E aqui fica uma pergunta: Será que as crianças hoje estão tendo experiências tão diversificadas que irão deixar essa cartola de mágico chamada ideação cheia de memórias que poderão ser puxadas para fora a qualquer momento para que a mágica aconteça?
Bom, falei aqui de uma maneira bem reduzida sobre a primeira etapa da práxis. Vamos para a segunda?
Planejamento: significa preparar o movimento e colocar etapas em conjunto para atingir uma meta. Assim como a ideação, o planejamento conta com o cerebelo e também com outra área do cérebro chamada pré motora para que esse planejamento seja adequado e para que eu possa ajustá-lo caso necessário.
Então, o cerebelo vai comparar o que você está fazendo com aquilo que você planejou fazer, ou seja, ele vai pegar as informações proprioceptivas que ele está recebendo para corrigir pequenos erros e fazer melhor da próxima vez e assim acontece o aprendizado motor. E aí então, depois desse aprendizado você pode usar o mesmo movimento em outro contexto fazendo os ajustes necessários. E para isso acontecer de forma efetiva precisamos ter muito repertório e para ter repertório precisamos adicionar muitas características diferentes a nossa memória e quanto mais complexas essas memórias mais Respostas Adaptativas vou dar.
Ah, e tem mais uma coisinha, tem uma outra estrutura no nosso cérebro super importante para o planejamento: os gânglios da base! Eles têm uma conexão com o córtex pré motor que ajuda na iniciação e no controle do movimento selecionando apenas a musculatura adequada para aquele determinado movimento, ou seja, o movimento vai sendo refinado.
E a gente só consegue fazer isso como? Através das experiências sensoriais!
Vamos agora para a última etapa da práxis: A execução!
Se a criança tem ideação e tem planejamento espera-se que ela também consiga fazer os movimentos necessários para a ação, mas podem haver alguns fatores que interferem na execução dos movimentos, ou seja, a capacidade de coordenar os músculos de uma forma sinérgica. Um dos principais fatores que podem interferir na execução harmoniosa de uma ação é o pobre controle postural e essa dificuldade pode ser confundida com dificuldades no planejamento, por isso a importância de uma boa avaliação de um terapeuta ocupacional para determinar as causas e poder intervir da forma correta.
O controle postural está intimamente ligado aos sistemas vestibular e proprioceptivo e que estão, por sua vez, ligados às experiências que vivenciamos desde quando somos concebidos.

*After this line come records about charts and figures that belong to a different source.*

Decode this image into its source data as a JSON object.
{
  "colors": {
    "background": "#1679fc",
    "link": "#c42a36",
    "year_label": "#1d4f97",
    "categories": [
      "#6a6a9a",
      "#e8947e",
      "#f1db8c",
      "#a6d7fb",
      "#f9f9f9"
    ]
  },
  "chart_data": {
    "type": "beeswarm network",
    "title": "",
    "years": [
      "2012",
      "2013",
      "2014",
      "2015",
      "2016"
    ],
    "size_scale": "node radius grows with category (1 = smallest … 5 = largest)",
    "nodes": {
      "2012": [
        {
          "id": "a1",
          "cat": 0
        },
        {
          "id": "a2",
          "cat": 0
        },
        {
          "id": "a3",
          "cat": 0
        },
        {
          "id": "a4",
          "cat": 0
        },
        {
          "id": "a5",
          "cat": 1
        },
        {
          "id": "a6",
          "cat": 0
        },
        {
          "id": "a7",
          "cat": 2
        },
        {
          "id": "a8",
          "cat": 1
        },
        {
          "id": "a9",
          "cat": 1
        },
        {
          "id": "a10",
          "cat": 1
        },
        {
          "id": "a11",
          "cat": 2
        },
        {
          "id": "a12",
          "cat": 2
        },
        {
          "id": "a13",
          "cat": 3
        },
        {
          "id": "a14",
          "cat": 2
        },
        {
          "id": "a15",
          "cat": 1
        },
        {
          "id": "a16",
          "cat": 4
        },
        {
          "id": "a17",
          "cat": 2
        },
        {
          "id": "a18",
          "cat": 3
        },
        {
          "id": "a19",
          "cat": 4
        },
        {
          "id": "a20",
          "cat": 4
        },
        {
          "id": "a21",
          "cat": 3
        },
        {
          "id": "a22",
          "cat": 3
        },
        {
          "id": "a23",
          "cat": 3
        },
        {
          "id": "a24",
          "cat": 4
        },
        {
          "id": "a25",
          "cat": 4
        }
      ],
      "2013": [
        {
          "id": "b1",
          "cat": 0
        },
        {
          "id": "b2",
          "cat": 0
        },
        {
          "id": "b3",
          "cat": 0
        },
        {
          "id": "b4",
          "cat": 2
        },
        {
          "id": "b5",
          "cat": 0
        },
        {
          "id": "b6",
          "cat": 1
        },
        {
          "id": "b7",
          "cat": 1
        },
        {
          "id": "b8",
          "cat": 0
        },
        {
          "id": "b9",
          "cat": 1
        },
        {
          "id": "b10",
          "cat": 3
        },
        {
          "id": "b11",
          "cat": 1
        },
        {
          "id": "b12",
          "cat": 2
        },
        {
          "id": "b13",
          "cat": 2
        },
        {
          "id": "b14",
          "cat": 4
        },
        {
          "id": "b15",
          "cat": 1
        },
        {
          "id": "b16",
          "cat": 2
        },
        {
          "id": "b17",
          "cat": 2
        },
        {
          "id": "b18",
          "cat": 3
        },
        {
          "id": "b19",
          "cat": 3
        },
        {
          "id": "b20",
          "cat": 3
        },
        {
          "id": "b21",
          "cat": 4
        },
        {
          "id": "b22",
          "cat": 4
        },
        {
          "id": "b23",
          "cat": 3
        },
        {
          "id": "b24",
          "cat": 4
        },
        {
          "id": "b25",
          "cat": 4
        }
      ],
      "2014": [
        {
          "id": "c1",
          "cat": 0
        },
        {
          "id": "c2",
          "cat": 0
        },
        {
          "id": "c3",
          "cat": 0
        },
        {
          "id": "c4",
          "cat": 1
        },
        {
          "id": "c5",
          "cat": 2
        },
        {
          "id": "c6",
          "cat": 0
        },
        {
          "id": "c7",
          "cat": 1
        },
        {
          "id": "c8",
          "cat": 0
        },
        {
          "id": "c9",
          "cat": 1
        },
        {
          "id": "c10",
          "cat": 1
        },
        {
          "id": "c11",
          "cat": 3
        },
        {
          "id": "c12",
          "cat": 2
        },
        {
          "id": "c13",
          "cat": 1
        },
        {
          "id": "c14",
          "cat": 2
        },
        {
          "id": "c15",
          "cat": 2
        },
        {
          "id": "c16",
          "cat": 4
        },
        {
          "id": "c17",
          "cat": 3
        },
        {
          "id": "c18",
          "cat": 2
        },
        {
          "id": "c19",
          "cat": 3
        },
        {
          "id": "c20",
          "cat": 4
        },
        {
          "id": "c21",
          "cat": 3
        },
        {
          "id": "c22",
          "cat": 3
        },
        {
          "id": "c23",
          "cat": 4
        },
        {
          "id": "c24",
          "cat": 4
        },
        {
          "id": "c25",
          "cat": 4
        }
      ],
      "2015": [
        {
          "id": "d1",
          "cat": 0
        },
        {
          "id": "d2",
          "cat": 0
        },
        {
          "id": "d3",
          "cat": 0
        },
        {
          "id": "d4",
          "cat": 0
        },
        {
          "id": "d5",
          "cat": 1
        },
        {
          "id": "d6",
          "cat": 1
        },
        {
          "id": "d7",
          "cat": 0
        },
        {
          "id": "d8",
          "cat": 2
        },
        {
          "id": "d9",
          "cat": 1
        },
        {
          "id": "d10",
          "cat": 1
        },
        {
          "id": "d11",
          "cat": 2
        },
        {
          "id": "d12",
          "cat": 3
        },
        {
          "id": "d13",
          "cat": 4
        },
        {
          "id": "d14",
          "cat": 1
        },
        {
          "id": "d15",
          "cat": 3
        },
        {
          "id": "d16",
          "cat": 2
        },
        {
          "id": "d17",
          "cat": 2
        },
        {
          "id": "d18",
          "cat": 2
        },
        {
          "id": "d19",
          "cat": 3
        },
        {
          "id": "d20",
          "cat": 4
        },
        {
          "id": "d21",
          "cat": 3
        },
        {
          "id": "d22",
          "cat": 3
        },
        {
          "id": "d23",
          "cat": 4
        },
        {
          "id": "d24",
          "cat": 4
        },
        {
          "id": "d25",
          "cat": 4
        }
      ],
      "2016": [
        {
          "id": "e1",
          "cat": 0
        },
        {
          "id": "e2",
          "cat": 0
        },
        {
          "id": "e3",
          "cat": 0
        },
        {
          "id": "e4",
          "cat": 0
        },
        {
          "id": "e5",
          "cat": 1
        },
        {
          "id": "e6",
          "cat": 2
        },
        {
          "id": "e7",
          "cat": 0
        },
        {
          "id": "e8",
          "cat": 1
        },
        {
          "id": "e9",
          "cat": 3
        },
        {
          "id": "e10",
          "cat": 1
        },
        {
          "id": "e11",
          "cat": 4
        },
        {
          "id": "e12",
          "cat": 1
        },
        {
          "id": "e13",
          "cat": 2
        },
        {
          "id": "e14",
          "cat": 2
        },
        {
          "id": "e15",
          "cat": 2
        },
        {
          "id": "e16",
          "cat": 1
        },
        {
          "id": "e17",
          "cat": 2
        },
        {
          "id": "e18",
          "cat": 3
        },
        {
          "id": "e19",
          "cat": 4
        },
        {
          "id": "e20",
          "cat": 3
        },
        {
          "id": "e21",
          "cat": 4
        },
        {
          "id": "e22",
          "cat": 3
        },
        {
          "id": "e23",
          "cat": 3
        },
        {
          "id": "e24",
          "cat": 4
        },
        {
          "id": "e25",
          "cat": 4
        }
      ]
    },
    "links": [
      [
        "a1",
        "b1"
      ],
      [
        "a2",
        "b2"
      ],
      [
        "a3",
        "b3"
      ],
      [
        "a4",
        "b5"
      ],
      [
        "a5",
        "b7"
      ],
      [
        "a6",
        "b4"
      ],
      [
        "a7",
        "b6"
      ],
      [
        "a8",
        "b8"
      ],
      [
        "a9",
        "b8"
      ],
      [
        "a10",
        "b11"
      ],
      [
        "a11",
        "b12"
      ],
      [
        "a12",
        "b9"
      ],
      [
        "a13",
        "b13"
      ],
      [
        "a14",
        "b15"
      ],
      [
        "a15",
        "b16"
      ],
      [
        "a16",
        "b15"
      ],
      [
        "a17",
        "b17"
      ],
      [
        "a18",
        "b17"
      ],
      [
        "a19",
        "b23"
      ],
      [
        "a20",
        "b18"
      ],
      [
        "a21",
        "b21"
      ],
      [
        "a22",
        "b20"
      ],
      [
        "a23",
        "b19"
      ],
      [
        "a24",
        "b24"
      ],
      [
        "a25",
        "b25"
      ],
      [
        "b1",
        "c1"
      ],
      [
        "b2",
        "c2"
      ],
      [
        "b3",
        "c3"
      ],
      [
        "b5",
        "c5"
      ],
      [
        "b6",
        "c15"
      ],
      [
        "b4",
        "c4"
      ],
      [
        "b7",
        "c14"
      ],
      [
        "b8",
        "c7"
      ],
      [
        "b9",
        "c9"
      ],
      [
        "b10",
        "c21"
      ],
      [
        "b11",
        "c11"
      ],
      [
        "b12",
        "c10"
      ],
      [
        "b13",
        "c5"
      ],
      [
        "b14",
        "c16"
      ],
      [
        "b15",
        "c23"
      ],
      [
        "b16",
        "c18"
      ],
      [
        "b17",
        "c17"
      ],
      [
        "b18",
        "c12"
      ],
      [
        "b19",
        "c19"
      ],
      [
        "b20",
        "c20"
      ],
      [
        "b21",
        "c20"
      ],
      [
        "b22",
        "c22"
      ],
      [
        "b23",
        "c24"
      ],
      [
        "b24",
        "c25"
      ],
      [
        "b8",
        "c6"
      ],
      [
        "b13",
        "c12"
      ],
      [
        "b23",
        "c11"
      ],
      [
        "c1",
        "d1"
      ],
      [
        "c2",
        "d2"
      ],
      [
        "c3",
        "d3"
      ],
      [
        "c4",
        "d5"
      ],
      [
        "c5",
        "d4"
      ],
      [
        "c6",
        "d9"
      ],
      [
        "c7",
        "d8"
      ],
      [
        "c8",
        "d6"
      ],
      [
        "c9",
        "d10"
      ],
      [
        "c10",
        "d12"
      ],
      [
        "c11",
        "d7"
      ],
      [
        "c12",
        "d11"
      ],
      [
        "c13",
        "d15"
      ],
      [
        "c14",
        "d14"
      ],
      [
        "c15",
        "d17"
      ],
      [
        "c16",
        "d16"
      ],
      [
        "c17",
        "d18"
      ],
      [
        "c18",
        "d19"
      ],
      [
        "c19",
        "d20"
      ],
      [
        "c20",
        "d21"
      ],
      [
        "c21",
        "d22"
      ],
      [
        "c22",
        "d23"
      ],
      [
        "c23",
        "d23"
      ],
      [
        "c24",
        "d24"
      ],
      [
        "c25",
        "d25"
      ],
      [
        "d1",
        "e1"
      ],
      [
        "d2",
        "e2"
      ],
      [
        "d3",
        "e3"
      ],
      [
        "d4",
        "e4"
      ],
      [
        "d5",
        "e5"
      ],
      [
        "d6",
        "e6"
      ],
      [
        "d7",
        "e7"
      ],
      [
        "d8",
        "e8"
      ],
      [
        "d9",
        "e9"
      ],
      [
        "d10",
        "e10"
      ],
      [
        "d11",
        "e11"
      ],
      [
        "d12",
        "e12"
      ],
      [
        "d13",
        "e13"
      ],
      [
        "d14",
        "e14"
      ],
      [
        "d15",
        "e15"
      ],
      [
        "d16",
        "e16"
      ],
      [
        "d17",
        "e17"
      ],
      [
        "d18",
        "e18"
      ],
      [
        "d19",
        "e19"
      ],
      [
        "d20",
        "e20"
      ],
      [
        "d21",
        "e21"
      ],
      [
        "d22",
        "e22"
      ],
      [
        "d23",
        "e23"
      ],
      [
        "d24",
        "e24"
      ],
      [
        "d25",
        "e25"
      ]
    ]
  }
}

Por isso a variedade e a qualidade das experiências e das respostas adaptativas são essenciais para a Práxis! E de novo, qual a melhor maneira de promover a Práxis? Através do Brincar é claro!
Ahh, e você sabia que déficits na práxis podem ser observados a partir dos 5 meses de vida e que o profissional de referência para avaliar essas questões é o Terapeuta Ocupacional?!